Okay, none of that was actually true. No town wanted to hold the parade. The folk singer wrote a song that never caught on in the AAA (Adult Album Alternative) charts and Baskin Robbins laughed me out of the store.

Most importantly, I didn’t receive a monetary type of award. No money was made in this my greatest conquest. No trophy or medal was ever received. It seemed almost as if my victory was as meaningless as being the first commenter to yell “FIRST” on a popular blog or online news article. It meant something to me, but not enough to brag about it at parties and job interviews.

So when the 2009 season rolled around, I sat out of the game. That’s right, I decided not to play fantasy football. The game meant nothing to me, it felt like. How was it any different from playing Madden? You can create your own team, turn off the salary cap, and win eight straight Super Bowls if you wanted. Now that’s fantasy!

However, much like a former smoker misses his or her Camels, I missed playing fantasy football. The desire refuses to leave.

But what’s the point of winning if you have nothing to play for? I never gamble on sports, with a possible exception to the NCAA Tournament.

My plan

Instead of playing to win with the best players I can get through a draft, I intend to play fantasy football using the worst players.

How many wins can you get if you have a crappy team? I am unaware of if this has happened before, or if there has even been columns using this idea, so I’m unsure of the success (or failure) rate.

The best way for me to have fun with this is to put out the worst team possible. Everybody wants to win, but if they start losing, they give up maintaining the team. If I go 0-13, so be it. I want to have the worst fantasy football team possible. I want to make losing sexy again. And I’ll stick with the program and maintain the team.

By no means am I doing this to insult those who play fantasy football. I don’t think of it as making a mockery of fantasy football…actually yeah I am making a mockery. Fantasy football deserves a loser column. Somebody has to take on this task and it might as well be me.

I’m sick and tired of the obsession over fantasy football. It’s nice to know the stats, but I don’t need to know who I should pick in the 12th round. Who gives a crap? Pick who you want to pick! If you want to pick a kicker in the first round, then go for it! Grow a pair and take Gostkowksi!

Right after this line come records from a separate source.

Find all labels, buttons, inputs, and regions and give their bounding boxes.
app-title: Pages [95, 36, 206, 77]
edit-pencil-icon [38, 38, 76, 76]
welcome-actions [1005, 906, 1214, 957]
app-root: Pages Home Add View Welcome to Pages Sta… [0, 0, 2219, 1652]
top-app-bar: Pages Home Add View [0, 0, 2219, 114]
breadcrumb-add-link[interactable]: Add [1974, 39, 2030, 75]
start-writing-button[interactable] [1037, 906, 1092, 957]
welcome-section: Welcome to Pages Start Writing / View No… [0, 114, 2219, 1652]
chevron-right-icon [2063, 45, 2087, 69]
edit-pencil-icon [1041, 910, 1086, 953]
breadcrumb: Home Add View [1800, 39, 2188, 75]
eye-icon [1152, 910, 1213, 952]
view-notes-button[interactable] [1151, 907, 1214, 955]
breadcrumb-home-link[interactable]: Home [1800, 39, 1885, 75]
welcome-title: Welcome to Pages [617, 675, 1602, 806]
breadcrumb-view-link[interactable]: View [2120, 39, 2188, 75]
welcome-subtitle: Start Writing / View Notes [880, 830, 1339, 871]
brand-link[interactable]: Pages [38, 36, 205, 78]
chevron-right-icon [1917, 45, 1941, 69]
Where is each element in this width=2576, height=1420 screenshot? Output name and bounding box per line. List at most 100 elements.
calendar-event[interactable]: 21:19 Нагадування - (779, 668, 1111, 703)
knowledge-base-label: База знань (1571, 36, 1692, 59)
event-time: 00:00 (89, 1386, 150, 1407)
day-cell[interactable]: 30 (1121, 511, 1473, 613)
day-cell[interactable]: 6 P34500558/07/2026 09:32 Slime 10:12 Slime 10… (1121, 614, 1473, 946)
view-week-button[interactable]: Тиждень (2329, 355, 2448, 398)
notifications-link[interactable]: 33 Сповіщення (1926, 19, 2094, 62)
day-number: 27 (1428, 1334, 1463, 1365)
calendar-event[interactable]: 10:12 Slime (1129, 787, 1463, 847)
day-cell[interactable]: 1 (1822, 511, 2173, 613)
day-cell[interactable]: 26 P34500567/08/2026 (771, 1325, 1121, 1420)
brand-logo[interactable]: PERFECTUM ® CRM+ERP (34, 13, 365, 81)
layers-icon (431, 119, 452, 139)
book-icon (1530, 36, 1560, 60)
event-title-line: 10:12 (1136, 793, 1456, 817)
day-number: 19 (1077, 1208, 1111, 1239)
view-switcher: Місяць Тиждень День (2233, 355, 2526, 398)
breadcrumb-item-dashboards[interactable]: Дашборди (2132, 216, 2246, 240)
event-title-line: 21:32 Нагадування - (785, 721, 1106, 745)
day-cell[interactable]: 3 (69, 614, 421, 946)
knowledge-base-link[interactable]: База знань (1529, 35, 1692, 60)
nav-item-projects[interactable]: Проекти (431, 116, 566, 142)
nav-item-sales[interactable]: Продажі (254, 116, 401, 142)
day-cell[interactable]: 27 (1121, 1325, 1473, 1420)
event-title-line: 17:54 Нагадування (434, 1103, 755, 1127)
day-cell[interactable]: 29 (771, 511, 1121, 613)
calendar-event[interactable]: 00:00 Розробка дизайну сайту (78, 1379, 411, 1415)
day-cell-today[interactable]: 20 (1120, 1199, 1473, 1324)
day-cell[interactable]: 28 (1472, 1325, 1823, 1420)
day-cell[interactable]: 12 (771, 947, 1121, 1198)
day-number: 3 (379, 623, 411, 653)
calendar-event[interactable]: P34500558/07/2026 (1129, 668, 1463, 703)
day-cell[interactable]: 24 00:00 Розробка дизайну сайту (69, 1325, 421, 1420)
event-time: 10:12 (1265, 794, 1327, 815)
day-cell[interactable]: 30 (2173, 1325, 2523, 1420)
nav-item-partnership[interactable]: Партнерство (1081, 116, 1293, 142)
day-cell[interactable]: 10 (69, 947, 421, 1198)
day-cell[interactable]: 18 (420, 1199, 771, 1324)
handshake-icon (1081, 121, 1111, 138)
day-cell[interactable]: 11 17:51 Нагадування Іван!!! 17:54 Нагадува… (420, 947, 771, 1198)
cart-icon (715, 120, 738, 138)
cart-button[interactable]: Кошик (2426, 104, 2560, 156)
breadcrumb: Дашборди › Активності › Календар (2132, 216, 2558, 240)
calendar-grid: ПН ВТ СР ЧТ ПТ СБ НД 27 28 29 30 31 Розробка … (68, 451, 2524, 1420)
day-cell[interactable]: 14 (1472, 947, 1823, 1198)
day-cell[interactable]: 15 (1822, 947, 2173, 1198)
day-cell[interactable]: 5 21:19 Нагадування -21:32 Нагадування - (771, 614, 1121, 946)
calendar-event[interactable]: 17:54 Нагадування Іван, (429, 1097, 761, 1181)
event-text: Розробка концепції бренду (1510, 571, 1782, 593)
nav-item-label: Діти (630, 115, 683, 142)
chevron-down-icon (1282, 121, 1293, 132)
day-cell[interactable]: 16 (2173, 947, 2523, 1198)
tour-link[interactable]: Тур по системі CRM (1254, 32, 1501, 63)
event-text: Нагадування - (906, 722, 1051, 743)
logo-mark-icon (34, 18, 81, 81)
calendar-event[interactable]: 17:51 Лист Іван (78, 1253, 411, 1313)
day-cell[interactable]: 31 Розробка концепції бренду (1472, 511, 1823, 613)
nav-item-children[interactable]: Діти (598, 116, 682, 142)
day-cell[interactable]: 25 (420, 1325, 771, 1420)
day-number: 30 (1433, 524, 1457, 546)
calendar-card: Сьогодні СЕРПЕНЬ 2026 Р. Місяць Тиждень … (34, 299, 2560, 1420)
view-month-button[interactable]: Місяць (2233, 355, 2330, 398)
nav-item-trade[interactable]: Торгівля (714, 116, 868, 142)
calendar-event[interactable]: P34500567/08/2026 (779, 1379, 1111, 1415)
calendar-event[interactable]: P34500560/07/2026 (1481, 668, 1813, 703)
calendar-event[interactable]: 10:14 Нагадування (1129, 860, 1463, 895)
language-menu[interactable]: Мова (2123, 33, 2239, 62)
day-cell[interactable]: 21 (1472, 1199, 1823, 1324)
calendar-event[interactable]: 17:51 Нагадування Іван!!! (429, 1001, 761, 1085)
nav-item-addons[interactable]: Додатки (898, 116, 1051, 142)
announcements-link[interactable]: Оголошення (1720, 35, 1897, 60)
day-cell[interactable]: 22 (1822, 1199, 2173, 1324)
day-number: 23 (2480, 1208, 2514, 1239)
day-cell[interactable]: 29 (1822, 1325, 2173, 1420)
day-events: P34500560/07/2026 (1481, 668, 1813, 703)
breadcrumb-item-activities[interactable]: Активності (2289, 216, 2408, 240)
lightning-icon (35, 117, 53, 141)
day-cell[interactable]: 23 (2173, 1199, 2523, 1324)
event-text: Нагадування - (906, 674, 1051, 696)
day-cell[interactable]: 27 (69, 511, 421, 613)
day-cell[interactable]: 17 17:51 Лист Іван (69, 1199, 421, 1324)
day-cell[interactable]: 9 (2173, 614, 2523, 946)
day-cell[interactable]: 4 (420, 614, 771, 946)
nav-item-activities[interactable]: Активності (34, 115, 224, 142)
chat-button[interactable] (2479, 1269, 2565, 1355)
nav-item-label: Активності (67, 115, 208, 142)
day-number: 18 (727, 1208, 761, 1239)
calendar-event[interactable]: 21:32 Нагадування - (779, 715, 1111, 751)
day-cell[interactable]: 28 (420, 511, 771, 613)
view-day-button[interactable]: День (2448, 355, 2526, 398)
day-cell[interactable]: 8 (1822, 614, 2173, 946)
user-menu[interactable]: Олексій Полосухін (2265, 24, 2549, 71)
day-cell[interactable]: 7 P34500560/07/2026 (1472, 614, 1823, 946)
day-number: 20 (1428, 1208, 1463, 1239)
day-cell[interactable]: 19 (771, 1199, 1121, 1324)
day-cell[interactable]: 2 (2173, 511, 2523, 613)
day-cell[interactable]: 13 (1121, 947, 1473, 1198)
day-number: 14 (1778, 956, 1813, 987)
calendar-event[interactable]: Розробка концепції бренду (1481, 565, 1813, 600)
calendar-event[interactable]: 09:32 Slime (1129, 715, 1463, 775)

I don’t need fantasy football to make my life valid. That’s what technology is for! I fear that some out there might feel it’s all or nothing.

I sense an obsession of the game with some out there. We crave it, turning what is fantasy into our own personal reality. It’s like turning Ann Veal into Sarah Michelle Gellar. Face it, we’re always stuck with Veal and not because she’s funny.

I have little clue what I hope to do with this fantasy column. Hopefully, you find it to be entertaining. Maybe you think it’s informative. And maybe it will lead you to look in the mirror and realize that what you want to be reality, can only be fantasy.